4 thoughts on “We Interrupt This Previously Established Timeline…

  1. Donna,

    I wish him the best. May this be a path that helps, that points in a good direction, and may you all find greater ease. Agreeing to try medication after a bad experience is a huge deal.


  2. Thank you for sharing your story. These gifted children all seem to come with “special needs” of some sort…don’t they? As a parent of 3 gifted children (all completely different of course), I appreciate how hard it is for you, Donna. I can feel your uncertainty of “are we helping or are we enabling?”….wouldn’t it be amazing to have better clarity in these complicated situations???
    I applaud your efforts and look forward to hearing about your son’s progress.

    I am also so thrilled to have this blog! The social emotional needs/ intensity are areas so often overlooked by educators of gifted children. Thank you for providing a venue to connect!!!

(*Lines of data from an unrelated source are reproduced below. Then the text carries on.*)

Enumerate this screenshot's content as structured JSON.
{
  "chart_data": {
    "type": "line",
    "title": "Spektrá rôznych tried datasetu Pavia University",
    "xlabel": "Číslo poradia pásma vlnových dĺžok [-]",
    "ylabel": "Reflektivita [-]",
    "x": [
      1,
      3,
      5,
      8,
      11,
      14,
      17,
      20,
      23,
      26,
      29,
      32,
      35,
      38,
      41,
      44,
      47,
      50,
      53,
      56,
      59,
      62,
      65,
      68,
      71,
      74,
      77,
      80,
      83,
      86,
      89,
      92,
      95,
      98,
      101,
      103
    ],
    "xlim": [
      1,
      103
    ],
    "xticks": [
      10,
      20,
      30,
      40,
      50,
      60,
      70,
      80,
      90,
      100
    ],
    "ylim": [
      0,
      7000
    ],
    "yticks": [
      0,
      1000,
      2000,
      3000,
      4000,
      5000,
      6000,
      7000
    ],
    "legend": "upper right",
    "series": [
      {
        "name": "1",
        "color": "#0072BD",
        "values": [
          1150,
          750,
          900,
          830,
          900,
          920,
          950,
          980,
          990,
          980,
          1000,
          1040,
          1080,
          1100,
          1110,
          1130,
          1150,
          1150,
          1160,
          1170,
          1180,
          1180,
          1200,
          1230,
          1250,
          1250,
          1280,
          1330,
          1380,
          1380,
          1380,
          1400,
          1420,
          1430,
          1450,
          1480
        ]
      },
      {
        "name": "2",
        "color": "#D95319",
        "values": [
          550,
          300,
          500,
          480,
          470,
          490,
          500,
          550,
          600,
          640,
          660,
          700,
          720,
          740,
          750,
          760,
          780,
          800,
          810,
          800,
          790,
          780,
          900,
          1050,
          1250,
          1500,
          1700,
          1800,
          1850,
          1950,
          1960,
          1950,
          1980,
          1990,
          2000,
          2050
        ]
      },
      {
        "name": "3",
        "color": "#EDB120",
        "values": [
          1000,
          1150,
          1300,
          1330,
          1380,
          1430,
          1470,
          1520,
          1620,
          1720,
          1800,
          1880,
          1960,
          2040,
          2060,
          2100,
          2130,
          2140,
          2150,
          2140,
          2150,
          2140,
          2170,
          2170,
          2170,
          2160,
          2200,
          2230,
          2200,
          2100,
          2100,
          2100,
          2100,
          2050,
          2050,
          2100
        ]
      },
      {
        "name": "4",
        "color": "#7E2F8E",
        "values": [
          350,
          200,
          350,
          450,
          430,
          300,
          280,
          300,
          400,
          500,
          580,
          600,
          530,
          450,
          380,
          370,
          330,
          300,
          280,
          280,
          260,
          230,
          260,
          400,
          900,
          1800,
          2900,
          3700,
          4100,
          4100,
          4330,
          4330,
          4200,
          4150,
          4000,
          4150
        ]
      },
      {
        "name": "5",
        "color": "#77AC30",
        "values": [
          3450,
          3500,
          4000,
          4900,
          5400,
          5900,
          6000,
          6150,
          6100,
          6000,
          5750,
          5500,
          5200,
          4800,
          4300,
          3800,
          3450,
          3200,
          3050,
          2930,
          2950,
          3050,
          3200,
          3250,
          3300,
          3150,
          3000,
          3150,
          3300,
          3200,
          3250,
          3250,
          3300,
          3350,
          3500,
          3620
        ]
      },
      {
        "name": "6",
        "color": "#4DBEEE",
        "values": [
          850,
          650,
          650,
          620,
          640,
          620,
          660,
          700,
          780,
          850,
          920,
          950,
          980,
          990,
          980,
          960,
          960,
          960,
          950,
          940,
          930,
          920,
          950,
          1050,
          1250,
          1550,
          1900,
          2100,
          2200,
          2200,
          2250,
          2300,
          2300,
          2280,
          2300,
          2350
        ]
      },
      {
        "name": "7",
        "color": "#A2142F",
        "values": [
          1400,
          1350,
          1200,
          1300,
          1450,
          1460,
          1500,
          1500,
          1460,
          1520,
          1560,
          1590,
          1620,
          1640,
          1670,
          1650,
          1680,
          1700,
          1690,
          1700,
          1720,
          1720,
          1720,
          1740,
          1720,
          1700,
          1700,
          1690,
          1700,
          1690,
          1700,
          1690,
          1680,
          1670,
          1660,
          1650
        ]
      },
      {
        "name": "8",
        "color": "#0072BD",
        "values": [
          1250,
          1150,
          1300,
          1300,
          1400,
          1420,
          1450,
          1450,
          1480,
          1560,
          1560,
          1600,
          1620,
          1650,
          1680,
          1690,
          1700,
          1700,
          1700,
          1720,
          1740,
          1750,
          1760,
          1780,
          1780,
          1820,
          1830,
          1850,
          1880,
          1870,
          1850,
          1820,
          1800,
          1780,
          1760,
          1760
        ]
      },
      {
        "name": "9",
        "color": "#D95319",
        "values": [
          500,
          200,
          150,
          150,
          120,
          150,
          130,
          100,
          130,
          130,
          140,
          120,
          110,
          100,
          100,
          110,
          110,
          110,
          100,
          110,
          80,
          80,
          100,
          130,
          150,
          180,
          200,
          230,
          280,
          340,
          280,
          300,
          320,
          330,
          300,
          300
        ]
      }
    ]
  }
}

    1. Oh god, Jennifer, yes! Clarity would help! I tend to feel like his time being homeless didn’t really teach him anything. On the other hand, I know that isn’t really accurate either. As an update, he did see his therapist who he hasn’t seen in a while, but neglected to bring up the subject of medication. When he got done with the appointment, he said that he could just see her when necessary rather than making an appointment for the following week or the week after, which he used to do. So, it seems like all that happened was that he got a temporary salve. He did admit that he “discovered” during that hour, that his number one problem right now was money. That he needs to find a way to make money and that the problem is that he doesn’t want to do that. He also said that his therapist mentioned he was an “idealist.” He wasn’t sure what that meant, so I googled it for him and read the synonyms and antonyms. One of the antonyms for “idealist” is “realist.” Ugh. Not sure how long I’m supposed to wait for things to get better, or do I push the med idea again?